Neue Erkenntnisse über Graffs Maltechnik

Das Museum will mit der kleinen Kabinettausstellung auch einen exemplarischen Einblick in den Maschinenraum des Hauses geben – pünktlich zum 1. Europäischen Tag der Restaurierung am Sonntag. Hier wird buchstäblich Grundlagenforschung betrieben. Tiefrot schimmert ein Häufchen Chochenille-Pigmentpuder, einst ein begehrter Überseeimport, der aus Kaktus-Läusen gewonnen wurde. Anton Graff verlieh den Lippen seines Modells auf diese Weise das spezielle lebensvolle Schimmern. Winzige Spuren davon entdeckte die Restauratorin auch im Inkarnat, im Hautton der Schönen. So gewinnt die Forschung neue Erkenntnisse über Graffs ausgefuchste Maltechnik. Jetzt weiß man auch, dass er die zierliche Aristokratin im Schaffensprozess noch ein wenig schlanker machte. Selbst Rückseite und Bildträger verraten Wichtiges zur Provenienz des Porträts, das sich 250 Jahre in Privatbesitz befand. Drei Schichten Leinwand, hinterspannt und aufgedoppelt, stabilisieren seit Langem das Bild.

Schrittweise veranschaulichen Detailfotos und ein Videoclip, wie sich das Gesicht der jungen Adeligen Schicht für Schicht bei der Restaurierung aufhellte.
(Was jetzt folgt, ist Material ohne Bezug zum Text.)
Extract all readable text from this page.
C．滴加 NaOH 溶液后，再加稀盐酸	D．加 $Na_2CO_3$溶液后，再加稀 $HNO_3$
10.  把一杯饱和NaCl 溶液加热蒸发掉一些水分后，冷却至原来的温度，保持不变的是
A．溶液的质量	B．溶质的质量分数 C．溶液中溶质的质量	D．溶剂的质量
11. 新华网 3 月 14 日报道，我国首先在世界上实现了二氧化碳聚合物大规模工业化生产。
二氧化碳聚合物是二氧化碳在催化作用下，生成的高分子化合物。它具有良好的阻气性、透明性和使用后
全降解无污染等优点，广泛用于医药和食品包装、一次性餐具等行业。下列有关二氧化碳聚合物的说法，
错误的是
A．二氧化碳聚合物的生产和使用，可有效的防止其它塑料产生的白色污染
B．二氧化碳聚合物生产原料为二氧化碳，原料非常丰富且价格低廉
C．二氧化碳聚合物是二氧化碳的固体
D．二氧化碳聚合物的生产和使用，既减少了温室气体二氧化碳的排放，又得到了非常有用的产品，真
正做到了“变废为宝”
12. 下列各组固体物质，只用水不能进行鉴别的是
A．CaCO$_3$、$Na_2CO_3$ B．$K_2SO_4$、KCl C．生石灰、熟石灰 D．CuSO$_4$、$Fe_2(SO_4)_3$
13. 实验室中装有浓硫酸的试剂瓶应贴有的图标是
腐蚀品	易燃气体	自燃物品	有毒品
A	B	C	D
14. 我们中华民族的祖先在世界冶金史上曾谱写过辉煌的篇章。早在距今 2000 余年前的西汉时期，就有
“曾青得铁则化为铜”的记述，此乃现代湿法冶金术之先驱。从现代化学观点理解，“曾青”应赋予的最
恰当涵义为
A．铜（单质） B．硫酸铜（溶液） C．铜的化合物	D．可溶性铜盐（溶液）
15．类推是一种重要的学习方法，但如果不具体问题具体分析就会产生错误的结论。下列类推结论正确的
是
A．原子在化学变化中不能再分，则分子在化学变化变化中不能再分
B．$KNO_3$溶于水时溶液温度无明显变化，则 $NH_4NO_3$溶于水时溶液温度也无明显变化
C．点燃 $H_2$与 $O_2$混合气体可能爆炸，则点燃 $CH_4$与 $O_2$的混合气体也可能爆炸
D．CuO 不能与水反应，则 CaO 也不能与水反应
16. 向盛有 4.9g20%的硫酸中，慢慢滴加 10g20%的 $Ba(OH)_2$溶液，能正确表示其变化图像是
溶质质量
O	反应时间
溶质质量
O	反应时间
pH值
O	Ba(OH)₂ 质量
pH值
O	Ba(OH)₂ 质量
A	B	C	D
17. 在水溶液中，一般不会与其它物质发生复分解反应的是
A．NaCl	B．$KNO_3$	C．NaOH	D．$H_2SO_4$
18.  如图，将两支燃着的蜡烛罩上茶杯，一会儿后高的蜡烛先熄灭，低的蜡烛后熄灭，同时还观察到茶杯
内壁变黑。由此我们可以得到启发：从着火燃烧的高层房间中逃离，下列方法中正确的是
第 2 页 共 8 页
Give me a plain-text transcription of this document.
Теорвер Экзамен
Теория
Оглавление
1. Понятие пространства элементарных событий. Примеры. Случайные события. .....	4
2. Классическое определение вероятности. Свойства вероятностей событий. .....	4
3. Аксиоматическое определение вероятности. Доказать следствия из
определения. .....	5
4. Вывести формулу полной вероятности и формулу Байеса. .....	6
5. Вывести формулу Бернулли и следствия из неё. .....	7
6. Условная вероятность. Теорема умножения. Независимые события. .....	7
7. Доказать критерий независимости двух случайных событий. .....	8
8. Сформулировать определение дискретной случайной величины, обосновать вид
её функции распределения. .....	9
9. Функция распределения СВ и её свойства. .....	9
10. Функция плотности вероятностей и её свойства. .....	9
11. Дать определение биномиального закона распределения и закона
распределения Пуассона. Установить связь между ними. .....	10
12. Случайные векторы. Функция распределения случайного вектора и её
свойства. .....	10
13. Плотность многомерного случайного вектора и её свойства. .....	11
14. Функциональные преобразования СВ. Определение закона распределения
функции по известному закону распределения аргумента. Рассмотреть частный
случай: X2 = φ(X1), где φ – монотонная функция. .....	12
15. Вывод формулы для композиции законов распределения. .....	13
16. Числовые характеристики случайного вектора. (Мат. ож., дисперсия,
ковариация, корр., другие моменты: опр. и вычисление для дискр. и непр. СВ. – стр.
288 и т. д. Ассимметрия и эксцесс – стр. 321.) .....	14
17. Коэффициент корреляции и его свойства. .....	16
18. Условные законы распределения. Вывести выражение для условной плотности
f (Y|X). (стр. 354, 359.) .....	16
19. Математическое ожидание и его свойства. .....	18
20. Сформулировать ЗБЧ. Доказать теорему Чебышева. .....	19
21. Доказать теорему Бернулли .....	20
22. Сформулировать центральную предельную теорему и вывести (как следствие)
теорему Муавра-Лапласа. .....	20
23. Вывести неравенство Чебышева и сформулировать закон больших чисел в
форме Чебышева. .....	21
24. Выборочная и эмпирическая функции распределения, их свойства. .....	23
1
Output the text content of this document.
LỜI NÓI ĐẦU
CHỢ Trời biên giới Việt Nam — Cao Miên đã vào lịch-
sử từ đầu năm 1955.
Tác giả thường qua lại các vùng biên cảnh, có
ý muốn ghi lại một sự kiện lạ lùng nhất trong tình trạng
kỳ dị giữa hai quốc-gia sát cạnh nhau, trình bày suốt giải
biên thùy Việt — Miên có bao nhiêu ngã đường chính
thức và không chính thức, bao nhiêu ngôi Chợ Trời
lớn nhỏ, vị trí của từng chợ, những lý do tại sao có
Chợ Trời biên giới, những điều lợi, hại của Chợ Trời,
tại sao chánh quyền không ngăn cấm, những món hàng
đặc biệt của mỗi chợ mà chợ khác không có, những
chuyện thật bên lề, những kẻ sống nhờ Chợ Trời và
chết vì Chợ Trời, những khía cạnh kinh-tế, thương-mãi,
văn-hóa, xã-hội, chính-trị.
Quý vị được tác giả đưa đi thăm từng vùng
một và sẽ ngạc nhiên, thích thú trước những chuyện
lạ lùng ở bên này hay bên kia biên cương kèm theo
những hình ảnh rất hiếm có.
Makellos wirkt jetzt ihr porzellanheller Teint. Erst ganz aus der Nähe zeigt sich ein hauchzartes Craquelé, das wie ein feines Netz die Malschicht durchzieht. Es lässt die Dargestellte noch fragiler erscheinen.

Der Porträtmaler Anton Graff wusste, wie man eine Persönlichkeit zum Strahlen bringt. Schon die Zeitgenossen staunten über seine Fähigkeit, den Funken eines Individuums auf fast magische Weise auf den Betrachter überspringen zu lassen. Die gesamte Riege der Dichter und Denker, Mächtigen und Kreativen aus der Ära der Aufklärung hat er festgehalten. Ein gutes Dutzend davon, nebst zwei lässig unprätentiösen Selbstbildnissen Graffs, besitzt die Nationalgalerie. Henriette von Carlowitz befindet sich künftig in bester Gesellschaft – als die Schönste von allen.